In blue California, Kern County Sheriff Donny Youngblood has long bucked the liberal trend.
He’s fought California’s “sanctuary state” movement, asked that Kern be labeled a “law and order” county and stood up for deputies accused of misconduct.
When the county paid $3.4 million to the family of a man who died in a confrontation with his deputies, Youngblood opposed the settlement and chastised family members, wondering aloud whether they wished “their loved one hadn’t been a meth addict.”
Now, the sheriff faces new questions.
He was caught on videotape telling an employees union that it is better “financially” to kill suspects than to “cripple” them.
The release of the 12-year-old recording comes as the union representing Kern County’s jailers is endorsing Youngblood’s opponent in the upcoming election.
Youngblood was seeking the union’s endorsement in 2006 when he posed the question: “When a deputy shoots somebody, which way is better financially? To cripple them or kill them, for the county?”
“Kill them?” can be heard out of view of the camera. “Absolutely,” Youngblood responds, “because if you cripple them you have to take care of them for life and that cost goes way up.”
The minute-long video made public Monday by the union shows Youngblood during an interview before his 2006 election sitting at a table facing an audience. The sheriff, who is out of uniform, is discussing the union giving him an endorsement when the topic turns to the loss of life involving police and the matter of dollars and cents.
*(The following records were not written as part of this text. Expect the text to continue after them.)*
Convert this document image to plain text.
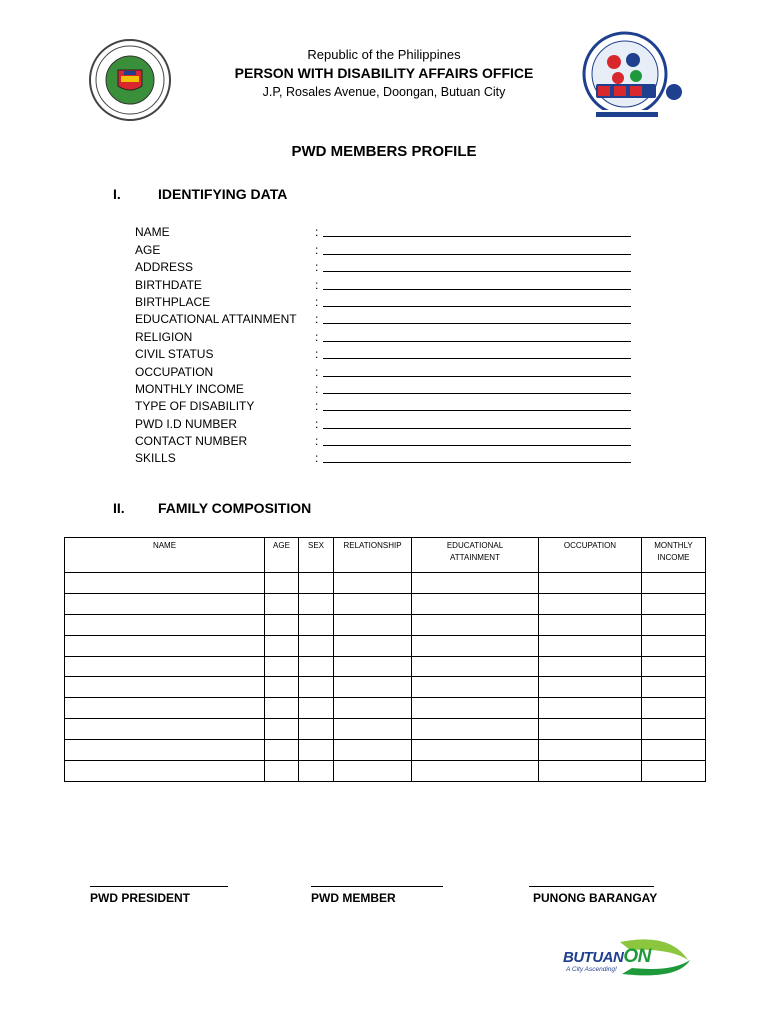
Republic of the Philippines
PERSON WITH DISABILITY AFFAIRS OFFICE
J.P, Rosales Avenue, Doongan, Butuan City
PWD MEMBERS PROFILE
I.	IDENTIFYING DATA
NAME	:
AGE	:
ADDRESS	:
BIRTHDATE	:
BIRTHPLACE	:
EDUCATIONAL ATTAINMENT	:
RELIGION	:
CIVIL STATUS	:
OCCUPATION	:
MONTHLY INCOME	:
TYPE OF DISABILITY	:
PWD I.D NUMBER	:
CONTACT NUMBER	:
SKILLS	:
II. FAMILY COMPOSITION
NAME	AGE	SEX	RELATIONSHIP	EDUCATIONAL ATTAINMENT	OCCUPATION	MONTHLY INCOME

PWD PRESIDENT	PWD MEMBER	PUNONG BARANGAY
BUTUANON
A City Ascending!
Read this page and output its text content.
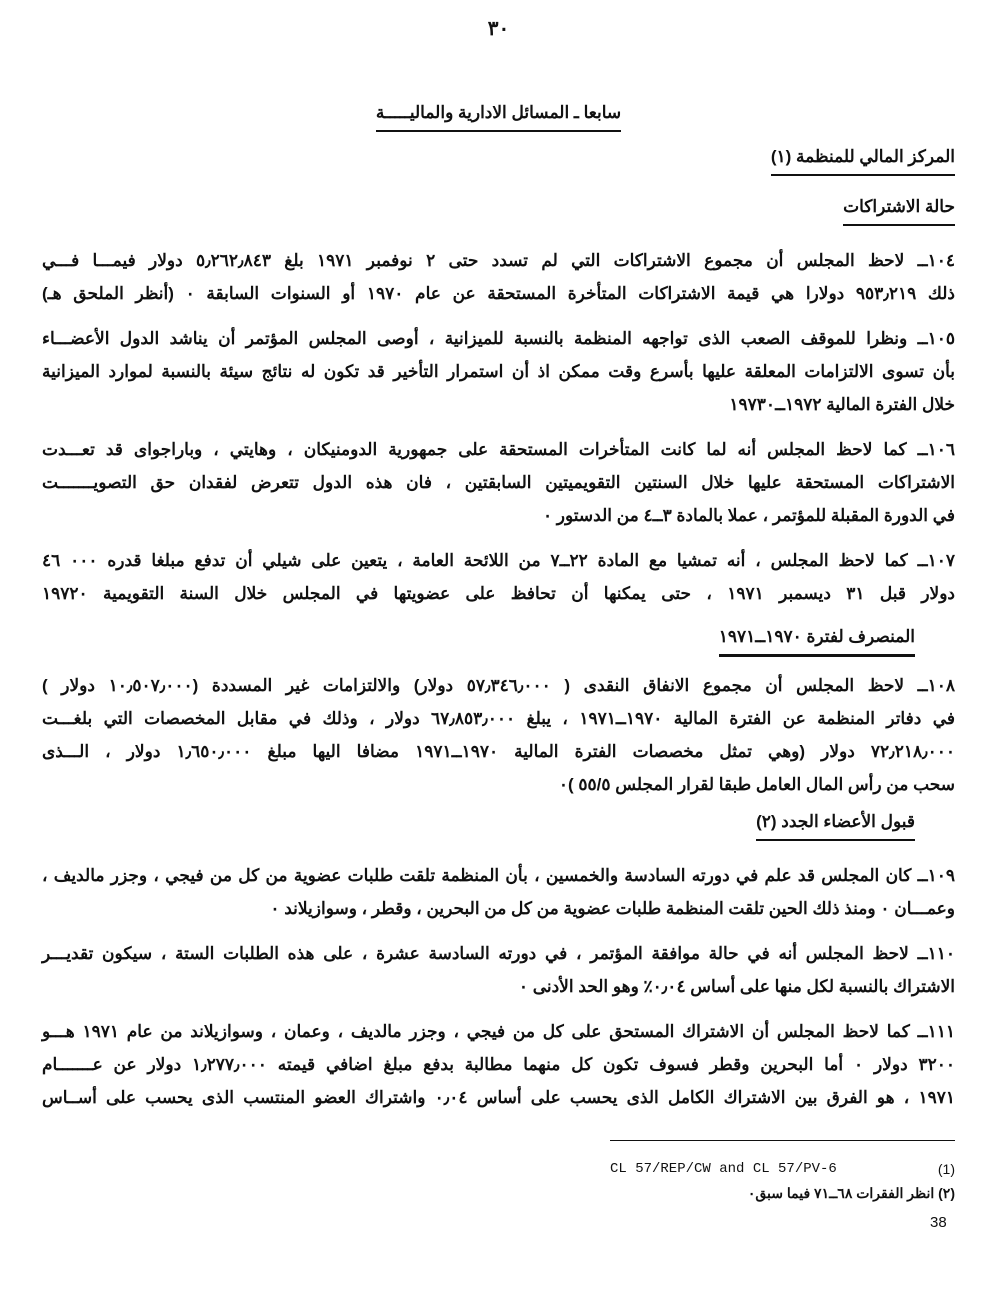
٣٠
سابعا ـ المسائل الادارية والماليـــــة
المركز المالي للمنظمة (١)
حالة الاشتراكات
١٠٤ــ لاحظ المجلس أن مجموع الاشتراكات التي لم تسدد حتى ٢ نوفمبر ١٩٧١ بلغ ٥٫٢٦٢٫٨٤٣ دولار فيمـــا فـــي
ذلك ٩٥٣٫٢١٩ دولارا هي قيمة الاشتراكات المتأخرة المستحقة عن عام ١٩٧٠ أو السنوات السابقة ٠ (أنظر الملحق هـ)
١٠٥ــ ونظرا للموقف الصعب الذى تواجهه المنظمة بالنسبة للميزانية ، أوصى المجلس المؤتمر أن يناشد الدول الأعضـــاء
بأن تسوى الالتزامات المعلقة عليها بأسرع وقت ممكن اذ أن استمرار التأخير قد تكون له نتائج سيئة بالنسبة لموارد الميزانية
خلال الفترة المالية ١٩٧٢ــ١٩٧٣٠
١٠٦ــ كما لاحظ المجلس أنه لما كانت المتأخرات المستحقة على جمهورية الدومنيكان ، وهايتي ، وباراجواى قد تعـــدت
الاشتراكات المستحقة عليها خلال السنتين التقويميتين السابقتين ، فان هذه الدول تتعرض لفقدان حق التصويـــــــت
في الدورة المقبلة للمؤتمر ، عملا بالمادة ٣ــ٤ من الدستور ٠
١٠٧ــ كما لاحظ المجلس ، أنه تمشيا مع المادة ٢٢ــ٧ من اللائحة العامة ، يتعين على شيلي أن تدفع مبلغا قدره ٠٠٠ ٤٦
دولار قبل ٣١ ديسمبر ١٩٧١ ، حتى يمكنها أن تحافظ على عضويتها في المجلس خلال السنة التقويمية ١٩٧٢٠
المنصرف لفترة ١٩٧٠ــ١٩٧١
١٠٨ــ لاحظ المجلس أن مجموع الانفاق النقدى ( ٥٧٫٣٤٦٫٠٠٠ دولار) والالتزامات غير المسددة (١٠٫٥٠٧٫٠٠٠ دولار )
في دفاتر المنظمة عن الفترة المالية ١٩٧٠ــ١٩٧١ ، يبلغ ٦٧٫٨٥٣٫٠٠٠ دولار ، وذلك في مقابل المخصصات التي بلغـــت
٧٢٫٢١٨٫٠٠٠ دولار (وهي تمثل مخصصات الفترة المالية ١٩٧٠ــ١٩٧١ مضافا اليها مبلغ ١٫٦٥٠٫٠٠٠ دولار ، الـــذى
سحب من رأس المال العامل طبقا لقرار المجلس ٥٥/٥ )٠
قبول الأعضاء الجدد (٢)
١٠٩ــ كان المجلس قد علم في دورته السادسة والخمسين ، بأن المنظمة تلقت طلبات عضوية من كل من فيجي ، وجزر مالديف ،
وعمـــان ٠ ومنذ ذلك الحين تلقت المنظمة طلبات عضوية من كل من البحرين ، وقطر ، وسوازيلاند ٠
١١٠ــ لاحظ المجلس أنه في حالة موافقة المؤتمر ، في دورته السادسة عشرة ، على هذه الطلبات الستة ، سيكون تقديـــر
الاشتراك بالنسبة لكل منها على أساس ٠٫٠٤٪ وهو الحد الأدنى ٠
١١١ــ كما لاحظ المجلس أن الاشتراك المستحق على كل من فيجي ، وجزر مالديف ، وعمان ، وسوازيلاند من عام ١٩٧١ هـــو
٣٢٠٠ دولار ٠ أما البحرين وقطر فسوف تكون كل منهما مطالبة بدفع مبلغ اضافي قيمته ١٫٢٧٧٫٠٠٠ دولار عن عـــــــام
١٩٧١ ، هو الفرق بين الاشتراك الكامل الذى يحسب على أساس ٠٫٠٤ واشتراك العضو المنتسب الذى يحسب على أســاس
CL 57/REP/CW and CL 57/PV-6	(1)
(٢) انظر الفقرات ٦٨ــ٧١ فيما سبق٠
38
The sheriff said the difference between killing and wounding a person on the street or in custody is millions and millions of dollars.
“When a guy makes a bad shooting on somebody and kills them? Three million bucks and the family goes away after a long back and forth,” he said. “When it happens in corrections, it’s a totally different ballgame.”
The remarks are particularly controversial because the Guardian newspaper in 2015 found that the county had the nation’s highest per capita rate of killings by police officers. The state attorney general and the American Civil Liberties Union have ongoing investigations into the department.
Youngblood in an interview Tuesday said that any implication he was encouraging deputies to kill is not true. “I never inferred we shoot to kill. We don’t shoot to wound. We shoot to stop a threat,” he said.
The sheriff said his remarks were made 12 years ago before he was elected, and he was discussing an incident that led to charges against a deputy in the jail when the conversation branched to costs. He said he was trying to get across that just because someone does not die, does not mean it costs the county less. “Those are my words, and if I did it again I would do it differently,” he added.
The sheriff said Kern County’s economy has meant deputies have not had a pay raise in eight or nine years, and that is creating a lot of disenchantment and seems to be the reason for the video’s release by the union.
A Vietnam War veteran, Youngblood grew up working in the potato sheds around Bakersfield and said he’s happiest hiking or riding his quarter horse, Sparky.
He has raised the ire of Democrats for his willingness to involve immigration authorities in his jails. Youngblood asked the county Board of Supervisors to adopt a resolution that would declare Kern a “law and order” county, not a “sanctuary” county.
The American Civil Liberties Union last year issued a report critical of the force used by the Kern County Sheriff’s Department and Bakersfield Police Department, accusing both agencies of shooting and killing people at a higher rate than comparable departments.
But it is Youngblood’s management style that has led to a rebellion by some deputies. The 300-member detention officers union is actively campaigning for Youngblood’s opponent, Justin Fleeman, a chief deputy. Fleeman has questioned Youngblood’s use of resources, oversight and decision-making.
In 2006, the same union endorsed Youngblood after the recording. All three unions representing deputies have endorsed Youngblood’s challenger in the June primary.
The detention officers union in a Facebook post said the department is in “desperate need of positive changes for the betterment of all of Kern County citizens.”
“Your Detention Deputies know it is time to elect a new Sheriff who will bring a fresh approach and new ideas.”
The union has declined to make public the entire tape.
5:35 p.m.: This article was updated with additional details.